If imitation wasn't flattering, then why would millions each year dress up on Halloween and pretend to be other people? It's fun, the idea of emulating another person/character and playing someone else for a few hours. Unfortunately, nobody told pro wrestling that imitation was supposed to be a compliment.
Counterfeit clones rarely work in wrestling, that's just a fact of life. Note the italics, though, because Jay Lethal's 'Black Machismo' gimmick in TNA charmed everyone and even led to 'Macho Man' Randy Savage reportedly giving him a call of endorsement. Lethal's success is an exception however, and definitely not a rule.

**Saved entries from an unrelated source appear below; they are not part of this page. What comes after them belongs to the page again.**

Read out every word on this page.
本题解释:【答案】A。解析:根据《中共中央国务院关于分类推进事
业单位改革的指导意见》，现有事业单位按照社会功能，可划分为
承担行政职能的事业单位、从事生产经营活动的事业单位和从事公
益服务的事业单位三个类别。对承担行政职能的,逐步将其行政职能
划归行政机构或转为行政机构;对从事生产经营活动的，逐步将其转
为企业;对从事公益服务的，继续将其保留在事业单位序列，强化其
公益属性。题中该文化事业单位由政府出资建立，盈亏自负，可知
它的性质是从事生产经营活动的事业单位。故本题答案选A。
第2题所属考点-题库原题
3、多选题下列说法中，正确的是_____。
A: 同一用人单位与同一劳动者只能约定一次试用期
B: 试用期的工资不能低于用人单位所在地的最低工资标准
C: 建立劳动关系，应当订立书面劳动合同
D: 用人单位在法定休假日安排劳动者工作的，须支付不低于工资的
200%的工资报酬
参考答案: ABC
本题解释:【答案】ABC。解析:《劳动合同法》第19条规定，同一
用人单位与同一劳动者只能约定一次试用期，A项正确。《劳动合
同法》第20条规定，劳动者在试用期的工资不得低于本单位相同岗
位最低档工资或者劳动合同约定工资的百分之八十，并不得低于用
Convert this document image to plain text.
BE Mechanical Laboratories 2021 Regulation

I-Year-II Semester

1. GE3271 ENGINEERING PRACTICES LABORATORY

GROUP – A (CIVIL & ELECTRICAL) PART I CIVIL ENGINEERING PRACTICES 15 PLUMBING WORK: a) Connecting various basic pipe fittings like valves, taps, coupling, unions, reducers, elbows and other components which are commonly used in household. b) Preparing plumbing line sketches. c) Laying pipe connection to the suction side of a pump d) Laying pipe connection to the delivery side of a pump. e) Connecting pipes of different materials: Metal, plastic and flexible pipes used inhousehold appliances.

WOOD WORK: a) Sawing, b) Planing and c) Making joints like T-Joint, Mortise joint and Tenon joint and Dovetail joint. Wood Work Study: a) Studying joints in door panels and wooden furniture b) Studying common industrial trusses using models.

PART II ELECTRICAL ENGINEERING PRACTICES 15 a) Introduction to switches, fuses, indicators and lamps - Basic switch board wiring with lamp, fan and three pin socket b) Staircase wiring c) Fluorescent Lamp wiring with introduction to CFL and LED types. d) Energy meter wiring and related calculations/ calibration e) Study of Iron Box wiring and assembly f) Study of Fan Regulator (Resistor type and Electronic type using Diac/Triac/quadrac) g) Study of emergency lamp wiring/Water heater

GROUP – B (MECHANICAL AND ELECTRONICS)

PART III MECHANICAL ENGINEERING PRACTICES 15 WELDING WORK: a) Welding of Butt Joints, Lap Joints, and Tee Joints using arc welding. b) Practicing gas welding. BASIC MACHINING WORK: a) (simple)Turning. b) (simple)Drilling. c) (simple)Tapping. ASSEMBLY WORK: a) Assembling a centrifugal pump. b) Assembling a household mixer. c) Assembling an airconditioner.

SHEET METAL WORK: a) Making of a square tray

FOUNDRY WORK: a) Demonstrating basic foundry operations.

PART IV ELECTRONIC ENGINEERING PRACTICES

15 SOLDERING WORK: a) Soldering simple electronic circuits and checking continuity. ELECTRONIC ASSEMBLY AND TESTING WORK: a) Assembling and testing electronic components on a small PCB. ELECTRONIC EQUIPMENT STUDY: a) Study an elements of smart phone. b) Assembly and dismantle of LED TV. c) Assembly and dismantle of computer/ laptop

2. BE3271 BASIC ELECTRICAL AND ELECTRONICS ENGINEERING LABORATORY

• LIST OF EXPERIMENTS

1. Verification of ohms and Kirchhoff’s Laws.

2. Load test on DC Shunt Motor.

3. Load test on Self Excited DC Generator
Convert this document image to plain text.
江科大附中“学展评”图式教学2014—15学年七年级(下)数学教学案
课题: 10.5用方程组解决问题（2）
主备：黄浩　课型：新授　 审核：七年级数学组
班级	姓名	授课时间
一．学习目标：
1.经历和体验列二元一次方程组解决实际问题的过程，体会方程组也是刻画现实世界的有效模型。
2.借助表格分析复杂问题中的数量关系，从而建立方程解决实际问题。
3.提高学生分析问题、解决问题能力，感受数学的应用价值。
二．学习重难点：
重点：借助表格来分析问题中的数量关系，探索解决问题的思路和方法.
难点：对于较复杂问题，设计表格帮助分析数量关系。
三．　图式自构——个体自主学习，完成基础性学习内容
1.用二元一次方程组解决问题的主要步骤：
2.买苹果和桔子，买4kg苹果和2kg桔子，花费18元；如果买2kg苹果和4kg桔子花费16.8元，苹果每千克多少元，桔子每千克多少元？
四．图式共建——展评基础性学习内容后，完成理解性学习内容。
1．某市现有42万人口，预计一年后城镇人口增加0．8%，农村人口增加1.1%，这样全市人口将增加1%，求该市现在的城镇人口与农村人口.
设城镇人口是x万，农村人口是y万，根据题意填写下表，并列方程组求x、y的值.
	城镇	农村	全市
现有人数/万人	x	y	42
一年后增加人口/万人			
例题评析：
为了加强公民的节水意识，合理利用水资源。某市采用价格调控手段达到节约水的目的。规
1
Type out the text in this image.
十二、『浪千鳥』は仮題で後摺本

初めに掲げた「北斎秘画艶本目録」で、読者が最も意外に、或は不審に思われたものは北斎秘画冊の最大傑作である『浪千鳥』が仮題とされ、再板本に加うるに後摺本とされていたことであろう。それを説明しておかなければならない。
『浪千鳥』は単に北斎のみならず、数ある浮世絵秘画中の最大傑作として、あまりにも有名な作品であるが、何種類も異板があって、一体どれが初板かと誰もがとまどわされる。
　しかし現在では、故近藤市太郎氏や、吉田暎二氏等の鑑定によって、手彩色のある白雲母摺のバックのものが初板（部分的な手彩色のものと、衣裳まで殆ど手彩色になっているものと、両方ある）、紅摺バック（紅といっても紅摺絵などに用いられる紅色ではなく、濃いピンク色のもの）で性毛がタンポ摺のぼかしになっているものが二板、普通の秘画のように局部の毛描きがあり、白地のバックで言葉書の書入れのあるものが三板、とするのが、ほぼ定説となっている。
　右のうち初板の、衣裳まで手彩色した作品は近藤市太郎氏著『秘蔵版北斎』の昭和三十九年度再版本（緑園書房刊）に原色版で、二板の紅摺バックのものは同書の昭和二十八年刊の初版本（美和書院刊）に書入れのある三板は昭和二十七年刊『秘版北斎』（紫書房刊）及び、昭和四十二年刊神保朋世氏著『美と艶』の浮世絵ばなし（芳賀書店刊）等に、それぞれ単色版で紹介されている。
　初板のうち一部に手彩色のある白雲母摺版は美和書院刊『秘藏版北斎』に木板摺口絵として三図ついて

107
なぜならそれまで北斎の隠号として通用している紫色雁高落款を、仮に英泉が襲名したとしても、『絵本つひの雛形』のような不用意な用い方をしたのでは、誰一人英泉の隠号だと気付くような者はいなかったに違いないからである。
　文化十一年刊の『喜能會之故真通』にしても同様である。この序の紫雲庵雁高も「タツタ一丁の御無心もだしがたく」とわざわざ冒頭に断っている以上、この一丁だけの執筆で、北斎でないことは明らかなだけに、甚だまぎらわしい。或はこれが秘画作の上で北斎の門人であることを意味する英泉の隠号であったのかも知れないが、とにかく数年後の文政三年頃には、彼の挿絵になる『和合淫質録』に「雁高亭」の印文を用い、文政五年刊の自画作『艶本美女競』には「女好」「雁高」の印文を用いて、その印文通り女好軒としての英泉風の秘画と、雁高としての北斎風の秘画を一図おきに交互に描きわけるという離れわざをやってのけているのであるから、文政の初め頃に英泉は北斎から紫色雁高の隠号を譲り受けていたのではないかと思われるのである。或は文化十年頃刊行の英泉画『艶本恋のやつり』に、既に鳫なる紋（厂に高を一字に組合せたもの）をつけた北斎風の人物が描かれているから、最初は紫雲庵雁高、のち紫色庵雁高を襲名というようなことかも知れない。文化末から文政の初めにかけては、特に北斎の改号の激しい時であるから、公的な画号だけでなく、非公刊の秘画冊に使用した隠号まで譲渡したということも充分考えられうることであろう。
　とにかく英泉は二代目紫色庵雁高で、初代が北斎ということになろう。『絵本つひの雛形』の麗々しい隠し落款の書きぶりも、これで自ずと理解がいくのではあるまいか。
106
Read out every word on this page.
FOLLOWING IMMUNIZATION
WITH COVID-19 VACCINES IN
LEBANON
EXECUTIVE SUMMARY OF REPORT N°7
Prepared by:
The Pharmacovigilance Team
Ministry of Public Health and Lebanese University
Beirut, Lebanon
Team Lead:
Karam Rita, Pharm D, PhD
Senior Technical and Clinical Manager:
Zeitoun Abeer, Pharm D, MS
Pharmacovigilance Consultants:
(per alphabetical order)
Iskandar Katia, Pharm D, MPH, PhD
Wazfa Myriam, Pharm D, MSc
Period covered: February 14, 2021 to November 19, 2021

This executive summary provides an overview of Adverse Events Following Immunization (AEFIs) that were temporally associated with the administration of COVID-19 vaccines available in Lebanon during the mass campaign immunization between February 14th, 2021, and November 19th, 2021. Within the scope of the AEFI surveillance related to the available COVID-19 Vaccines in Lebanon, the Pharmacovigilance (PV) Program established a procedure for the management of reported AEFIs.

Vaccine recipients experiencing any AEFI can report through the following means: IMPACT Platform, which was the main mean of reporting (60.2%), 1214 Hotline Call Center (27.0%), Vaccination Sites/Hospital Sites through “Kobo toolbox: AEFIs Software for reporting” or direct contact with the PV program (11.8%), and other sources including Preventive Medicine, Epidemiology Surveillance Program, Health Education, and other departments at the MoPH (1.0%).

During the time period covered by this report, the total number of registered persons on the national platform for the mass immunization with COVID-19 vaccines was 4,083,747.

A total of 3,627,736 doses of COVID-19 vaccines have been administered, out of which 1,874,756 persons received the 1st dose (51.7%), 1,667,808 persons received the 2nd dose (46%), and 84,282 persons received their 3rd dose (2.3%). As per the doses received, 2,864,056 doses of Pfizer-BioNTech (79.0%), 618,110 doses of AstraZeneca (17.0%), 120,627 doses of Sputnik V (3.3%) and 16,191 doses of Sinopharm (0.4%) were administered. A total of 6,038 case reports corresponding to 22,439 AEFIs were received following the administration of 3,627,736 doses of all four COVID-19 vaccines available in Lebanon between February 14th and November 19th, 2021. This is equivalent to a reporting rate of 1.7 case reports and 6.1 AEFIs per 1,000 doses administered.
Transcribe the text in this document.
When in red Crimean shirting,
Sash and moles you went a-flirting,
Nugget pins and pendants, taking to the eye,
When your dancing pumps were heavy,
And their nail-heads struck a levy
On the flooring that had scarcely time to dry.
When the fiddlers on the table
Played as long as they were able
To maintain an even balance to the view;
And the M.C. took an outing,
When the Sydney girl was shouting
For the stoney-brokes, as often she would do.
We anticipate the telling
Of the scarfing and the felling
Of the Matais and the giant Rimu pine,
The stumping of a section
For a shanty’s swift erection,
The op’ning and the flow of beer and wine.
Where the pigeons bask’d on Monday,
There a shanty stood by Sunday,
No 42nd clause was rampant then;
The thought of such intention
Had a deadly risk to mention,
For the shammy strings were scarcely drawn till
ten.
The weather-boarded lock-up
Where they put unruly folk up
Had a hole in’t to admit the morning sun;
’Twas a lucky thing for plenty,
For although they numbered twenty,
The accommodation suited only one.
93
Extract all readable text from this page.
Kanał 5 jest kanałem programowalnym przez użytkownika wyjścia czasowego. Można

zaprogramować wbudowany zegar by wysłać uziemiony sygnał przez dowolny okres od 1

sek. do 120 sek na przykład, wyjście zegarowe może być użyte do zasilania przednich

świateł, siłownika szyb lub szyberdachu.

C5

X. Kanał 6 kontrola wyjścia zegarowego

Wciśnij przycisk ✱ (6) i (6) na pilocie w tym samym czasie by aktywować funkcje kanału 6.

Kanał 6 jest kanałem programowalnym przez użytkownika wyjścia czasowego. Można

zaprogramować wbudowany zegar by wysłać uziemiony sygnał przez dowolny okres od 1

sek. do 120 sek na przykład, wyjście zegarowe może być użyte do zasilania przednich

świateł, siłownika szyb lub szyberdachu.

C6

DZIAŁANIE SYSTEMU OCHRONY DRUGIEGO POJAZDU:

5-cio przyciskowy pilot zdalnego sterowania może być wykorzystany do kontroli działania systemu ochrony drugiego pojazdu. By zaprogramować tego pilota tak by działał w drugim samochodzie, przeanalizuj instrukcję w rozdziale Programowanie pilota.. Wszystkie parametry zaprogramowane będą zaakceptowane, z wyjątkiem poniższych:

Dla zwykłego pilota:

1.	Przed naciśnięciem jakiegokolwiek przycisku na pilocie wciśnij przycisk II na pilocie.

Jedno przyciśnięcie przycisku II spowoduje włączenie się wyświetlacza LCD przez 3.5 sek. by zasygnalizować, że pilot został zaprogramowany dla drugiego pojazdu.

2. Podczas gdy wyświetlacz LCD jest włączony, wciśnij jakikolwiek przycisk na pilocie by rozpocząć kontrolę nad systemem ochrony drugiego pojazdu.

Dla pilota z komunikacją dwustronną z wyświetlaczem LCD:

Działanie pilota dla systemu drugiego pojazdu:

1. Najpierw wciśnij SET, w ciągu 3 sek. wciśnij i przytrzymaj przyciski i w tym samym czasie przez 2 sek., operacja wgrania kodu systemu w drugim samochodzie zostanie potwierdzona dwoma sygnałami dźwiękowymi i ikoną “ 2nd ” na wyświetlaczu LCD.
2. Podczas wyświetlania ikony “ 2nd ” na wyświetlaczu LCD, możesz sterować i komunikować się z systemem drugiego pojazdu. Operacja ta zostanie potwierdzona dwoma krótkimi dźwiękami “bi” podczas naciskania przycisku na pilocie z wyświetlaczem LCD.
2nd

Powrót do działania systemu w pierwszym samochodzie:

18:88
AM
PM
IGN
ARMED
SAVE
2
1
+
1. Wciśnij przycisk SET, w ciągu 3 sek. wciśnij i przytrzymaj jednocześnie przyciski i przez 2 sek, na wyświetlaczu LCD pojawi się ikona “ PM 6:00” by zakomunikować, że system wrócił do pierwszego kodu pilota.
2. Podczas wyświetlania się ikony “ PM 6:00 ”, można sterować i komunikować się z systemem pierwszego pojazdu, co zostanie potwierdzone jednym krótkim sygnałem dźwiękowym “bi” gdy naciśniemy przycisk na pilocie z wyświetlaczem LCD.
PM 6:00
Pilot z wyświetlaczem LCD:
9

There are more examples of failed impersonation, parody and downright plagiarism than successes. Quite what these performers and promotions were thinking when they thought throwing on the glad rags or poorly taking jabs at others would draw money is anyone's guess.
Dress up? Time to dress them down, more like...
10. The Meta-Powers
Pop quiz any wrestling punter on the most recognisable wrestler of their youth and chances are Hulk Hogan will crop up a fair few times. Randy Savage may well even be next in line, so imagine fan joy when Hulkamania and Macho Madness joined together to form The Mega-Powers in 1988. That kind of magic could never be replicated.
Trust WWE to try and parody Hogan and Savage with a pair of midcarders they had no other ideas for. Curtis Axel touted 'Axelmania' and former intellectual Damien Sandow was rethought as 'Macho Mandow' for a short period in 2015. Collectively, they were known as The Meta-Powers, although the team did little to add to what had come before.
After WWE severed ties with Hogan in July amidst allegations of racism, the Meta-Powers gimmick was dropped. Thank God for that, because it was hokey at best and insufferable at worst. Just watch SummerSlam '88 for your fix of Mega-Powers goodness instead.